To add them, navigate to your Google Ads dashboard → Keywords → Negative Keywords, then choose where to apply.
What’s the difference between broad, phrase, and exact match negatives?
-
Broad match negative: blocks queries containing all your negative terms, in any order.
-
Phrase match negative: blocks queries containing your phrase in the exact order.
-
Exact match negative: blocks only the exact keyword you list.
Example: If “cheap CRM” is your negative keyword then a Broad match blocks cheap CRM tools for startups, Phrase match blocks best cheap CRM, and Exact match blocks only cheap CRM.
Do negative keywords affect Quality Score?
Not directly. But when you exclude irrelevant searches, your CTR improves. Higher CTR is a key factor in raising Quality Score, which lowers CPCs and improves ad positioning.
How often should I update my negative keywords?
At least every two weeks for most accounts. Weekly for high-spend accounts. Check your Search Terms Report regularly to spot irrelevant queries eating into your budget. Seasonal businesses should also refresh negatives before major search spikes (like holidays).
Should I add competitor names as negative keywords?
It depends on your strategy. If you don’t want to spend on competitor clicks, exclude their brand names. But if you want to run competitor campaigns, create a dedicated ad group for those queries instead of blocking them outright.
What is a universal negative keyword list?
A universal negative keyword list is a shared list you apply across all campaigns. Common terms include free, jobs, cheap, careers, tutorial, open source. This prevents irrelevant traffic across your entire account with one update.
Can I use too many negative keywords?
Yes.
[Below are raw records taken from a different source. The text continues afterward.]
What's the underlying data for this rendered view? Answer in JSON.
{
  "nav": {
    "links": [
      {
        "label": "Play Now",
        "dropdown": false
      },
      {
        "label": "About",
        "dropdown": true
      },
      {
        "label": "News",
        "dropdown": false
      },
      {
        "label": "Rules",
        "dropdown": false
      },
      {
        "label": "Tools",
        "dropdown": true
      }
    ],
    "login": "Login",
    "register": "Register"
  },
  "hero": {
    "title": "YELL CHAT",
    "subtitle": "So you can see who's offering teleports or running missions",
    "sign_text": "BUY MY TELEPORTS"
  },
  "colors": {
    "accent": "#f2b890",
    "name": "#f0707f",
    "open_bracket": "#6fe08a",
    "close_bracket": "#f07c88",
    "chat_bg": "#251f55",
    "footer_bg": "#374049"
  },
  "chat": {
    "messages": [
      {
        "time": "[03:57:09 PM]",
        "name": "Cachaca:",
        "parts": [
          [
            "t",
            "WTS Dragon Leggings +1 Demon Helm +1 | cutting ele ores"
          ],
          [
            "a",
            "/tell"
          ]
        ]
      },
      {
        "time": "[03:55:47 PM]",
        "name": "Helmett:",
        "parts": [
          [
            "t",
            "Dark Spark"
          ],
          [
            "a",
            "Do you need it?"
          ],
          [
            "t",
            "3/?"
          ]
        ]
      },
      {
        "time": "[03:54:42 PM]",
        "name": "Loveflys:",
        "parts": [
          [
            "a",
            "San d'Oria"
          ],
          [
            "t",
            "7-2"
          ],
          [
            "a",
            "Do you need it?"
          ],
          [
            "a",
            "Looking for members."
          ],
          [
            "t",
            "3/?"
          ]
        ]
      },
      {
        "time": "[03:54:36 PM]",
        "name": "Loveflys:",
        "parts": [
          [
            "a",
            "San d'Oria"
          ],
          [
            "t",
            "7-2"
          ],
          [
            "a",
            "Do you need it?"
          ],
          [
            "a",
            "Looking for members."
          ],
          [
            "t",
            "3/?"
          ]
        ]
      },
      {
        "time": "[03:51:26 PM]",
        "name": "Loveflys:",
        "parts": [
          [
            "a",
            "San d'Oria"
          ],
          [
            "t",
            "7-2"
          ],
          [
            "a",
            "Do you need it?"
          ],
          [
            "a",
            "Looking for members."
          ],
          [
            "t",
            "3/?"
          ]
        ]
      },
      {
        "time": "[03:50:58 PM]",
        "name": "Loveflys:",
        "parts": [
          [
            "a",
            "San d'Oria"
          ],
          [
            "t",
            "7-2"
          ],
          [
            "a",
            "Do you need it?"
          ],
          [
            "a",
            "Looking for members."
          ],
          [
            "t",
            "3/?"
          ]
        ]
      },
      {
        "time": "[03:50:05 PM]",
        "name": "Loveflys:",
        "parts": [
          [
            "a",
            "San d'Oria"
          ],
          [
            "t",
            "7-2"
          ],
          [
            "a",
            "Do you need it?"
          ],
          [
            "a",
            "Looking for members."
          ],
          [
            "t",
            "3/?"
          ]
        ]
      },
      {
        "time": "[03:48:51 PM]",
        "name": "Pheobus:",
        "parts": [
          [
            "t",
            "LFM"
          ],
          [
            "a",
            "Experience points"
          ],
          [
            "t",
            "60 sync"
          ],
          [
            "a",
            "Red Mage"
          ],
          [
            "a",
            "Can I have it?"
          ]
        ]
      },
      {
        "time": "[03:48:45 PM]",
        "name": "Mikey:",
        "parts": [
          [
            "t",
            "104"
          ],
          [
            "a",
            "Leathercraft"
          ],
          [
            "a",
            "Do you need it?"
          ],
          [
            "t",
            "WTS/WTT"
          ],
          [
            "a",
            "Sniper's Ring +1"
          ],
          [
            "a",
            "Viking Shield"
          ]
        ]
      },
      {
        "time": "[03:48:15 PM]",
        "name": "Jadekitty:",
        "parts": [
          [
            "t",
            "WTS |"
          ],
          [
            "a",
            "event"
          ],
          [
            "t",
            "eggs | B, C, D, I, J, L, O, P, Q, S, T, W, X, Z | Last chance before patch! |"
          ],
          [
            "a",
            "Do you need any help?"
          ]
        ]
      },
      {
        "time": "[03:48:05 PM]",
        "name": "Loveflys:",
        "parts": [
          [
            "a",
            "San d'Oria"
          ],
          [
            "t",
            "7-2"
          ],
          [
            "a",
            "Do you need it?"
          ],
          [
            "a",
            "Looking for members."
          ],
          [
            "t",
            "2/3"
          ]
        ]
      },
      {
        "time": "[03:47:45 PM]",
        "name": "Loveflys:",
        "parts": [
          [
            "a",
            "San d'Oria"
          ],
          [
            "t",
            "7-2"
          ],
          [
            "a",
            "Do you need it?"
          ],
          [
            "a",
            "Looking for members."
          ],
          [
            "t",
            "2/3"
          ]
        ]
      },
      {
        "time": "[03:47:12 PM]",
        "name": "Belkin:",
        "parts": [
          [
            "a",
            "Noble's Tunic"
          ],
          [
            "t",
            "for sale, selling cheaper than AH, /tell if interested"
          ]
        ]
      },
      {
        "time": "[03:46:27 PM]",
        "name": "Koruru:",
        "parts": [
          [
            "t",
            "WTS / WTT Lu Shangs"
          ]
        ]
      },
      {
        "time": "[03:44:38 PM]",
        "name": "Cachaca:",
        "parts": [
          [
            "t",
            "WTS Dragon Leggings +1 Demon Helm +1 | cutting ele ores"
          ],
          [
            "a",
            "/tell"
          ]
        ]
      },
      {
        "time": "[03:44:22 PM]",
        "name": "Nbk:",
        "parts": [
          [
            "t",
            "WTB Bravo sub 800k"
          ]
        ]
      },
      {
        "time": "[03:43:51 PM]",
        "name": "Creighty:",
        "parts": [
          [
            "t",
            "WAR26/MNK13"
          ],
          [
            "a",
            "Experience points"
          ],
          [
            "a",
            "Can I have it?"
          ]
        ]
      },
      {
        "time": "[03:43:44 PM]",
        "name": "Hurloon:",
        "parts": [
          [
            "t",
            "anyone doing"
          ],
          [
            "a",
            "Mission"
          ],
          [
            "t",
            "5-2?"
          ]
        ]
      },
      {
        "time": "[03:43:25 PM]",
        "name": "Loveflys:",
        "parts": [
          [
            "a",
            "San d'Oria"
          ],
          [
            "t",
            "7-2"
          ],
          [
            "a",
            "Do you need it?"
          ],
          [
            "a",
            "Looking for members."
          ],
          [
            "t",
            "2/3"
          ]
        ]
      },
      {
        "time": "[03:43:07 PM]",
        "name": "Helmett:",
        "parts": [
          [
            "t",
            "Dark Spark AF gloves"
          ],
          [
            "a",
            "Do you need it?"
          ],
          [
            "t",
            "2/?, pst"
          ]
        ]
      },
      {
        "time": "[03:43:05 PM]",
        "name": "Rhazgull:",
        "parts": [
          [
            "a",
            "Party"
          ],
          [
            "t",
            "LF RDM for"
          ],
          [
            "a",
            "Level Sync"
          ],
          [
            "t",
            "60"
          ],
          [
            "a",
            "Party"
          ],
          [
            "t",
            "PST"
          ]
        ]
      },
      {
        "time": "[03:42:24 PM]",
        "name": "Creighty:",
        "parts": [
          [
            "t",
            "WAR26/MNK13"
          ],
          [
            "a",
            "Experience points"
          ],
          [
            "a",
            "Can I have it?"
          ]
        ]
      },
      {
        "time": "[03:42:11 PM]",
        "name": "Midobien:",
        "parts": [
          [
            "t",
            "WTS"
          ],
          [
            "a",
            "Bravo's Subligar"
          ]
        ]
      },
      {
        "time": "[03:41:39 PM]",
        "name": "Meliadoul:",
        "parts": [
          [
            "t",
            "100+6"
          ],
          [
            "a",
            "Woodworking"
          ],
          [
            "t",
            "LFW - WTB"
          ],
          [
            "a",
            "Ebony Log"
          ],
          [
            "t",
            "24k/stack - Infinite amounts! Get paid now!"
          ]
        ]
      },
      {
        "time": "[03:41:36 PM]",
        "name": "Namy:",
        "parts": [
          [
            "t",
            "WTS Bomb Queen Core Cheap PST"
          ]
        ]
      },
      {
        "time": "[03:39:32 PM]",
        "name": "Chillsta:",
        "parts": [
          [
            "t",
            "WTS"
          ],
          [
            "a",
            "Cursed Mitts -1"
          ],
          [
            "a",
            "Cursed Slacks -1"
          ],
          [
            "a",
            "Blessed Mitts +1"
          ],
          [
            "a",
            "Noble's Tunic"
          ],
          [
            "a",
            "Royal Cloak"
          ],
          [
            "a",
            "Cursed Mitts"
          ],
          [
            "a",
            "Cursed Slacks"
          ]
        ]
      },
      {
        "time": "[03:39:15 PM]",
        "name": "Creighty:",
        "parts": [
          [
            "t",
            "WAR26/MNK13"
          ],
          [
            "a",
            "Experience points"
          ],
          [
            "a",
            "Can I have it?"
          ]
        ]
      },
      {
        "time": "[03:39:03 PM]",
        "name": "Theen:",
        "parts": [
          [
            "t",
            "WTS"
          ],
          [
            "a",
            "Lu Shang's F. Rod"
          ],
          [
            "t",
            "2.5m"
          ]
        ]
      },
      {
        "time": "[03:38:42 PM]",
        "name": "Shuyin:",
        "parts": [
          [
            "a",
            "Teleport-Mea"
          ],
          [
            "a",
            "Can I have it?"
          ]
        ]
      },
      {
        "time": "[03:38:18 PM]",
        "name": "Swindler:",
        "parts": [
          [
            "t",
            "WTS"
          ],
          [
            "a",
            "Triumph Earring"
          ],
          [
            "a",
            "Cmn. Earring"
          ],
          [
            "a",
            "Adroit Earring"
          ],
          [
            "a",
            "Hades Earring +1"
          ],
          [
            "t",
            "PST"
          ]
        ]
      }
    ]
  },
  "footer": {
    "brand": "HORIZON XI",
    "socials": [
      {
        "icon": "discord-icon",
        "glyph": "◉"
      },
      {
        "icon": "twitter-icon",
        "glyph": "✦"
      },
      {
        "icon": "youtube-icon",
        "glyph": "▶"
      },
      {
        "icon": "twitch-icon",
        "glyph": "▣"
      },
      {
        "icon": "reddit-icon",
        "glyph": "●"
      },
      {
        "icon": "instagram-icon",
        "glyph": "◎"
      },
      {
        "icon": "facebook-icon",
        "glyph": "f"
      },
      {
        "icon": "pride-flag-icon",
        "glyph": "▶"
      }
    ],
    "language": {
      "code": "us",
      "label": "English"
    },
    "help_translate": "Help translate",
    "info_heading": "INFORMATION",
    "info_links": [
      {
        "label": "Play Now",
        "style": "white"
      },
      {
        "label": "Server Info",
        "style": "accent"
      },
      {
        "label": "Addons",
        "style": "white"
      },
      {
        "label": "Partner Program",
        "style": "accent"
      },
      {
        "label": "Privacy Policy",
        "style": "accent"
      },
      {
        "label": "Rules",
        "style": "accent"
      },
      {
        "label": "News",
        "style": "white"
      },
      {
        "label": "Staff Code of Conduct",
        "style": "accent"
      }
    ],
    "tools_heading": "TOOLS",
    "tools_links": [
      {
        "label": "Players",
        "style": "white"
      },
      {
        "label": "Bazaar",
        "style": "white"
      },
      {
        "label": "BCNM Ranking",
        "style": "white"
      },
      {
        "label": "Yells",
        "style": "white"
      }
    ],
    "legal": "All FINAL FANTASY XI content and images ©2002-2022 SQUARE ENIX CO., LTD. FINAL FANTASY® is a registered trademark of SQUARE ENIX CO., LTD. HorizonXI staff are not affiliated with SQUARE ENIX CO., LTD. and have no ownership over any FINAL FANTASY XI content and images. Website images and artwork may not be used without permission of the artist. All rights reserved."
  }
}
Overblocking is a common mistake. If you exclude too aggressively, you cut off traffic that could convert. Always review data before excluding and consider testing questionable queries in a low-bid ad group before adding them as negatives.
Do negative keywords work in Performance Max campaigns?
Yes, but with limitations. As of 2023, advertisers can apply negative keywords at the account level for Performance Max. They help block irrelevant queries, but targeting is still more automated compared to Search campaigns.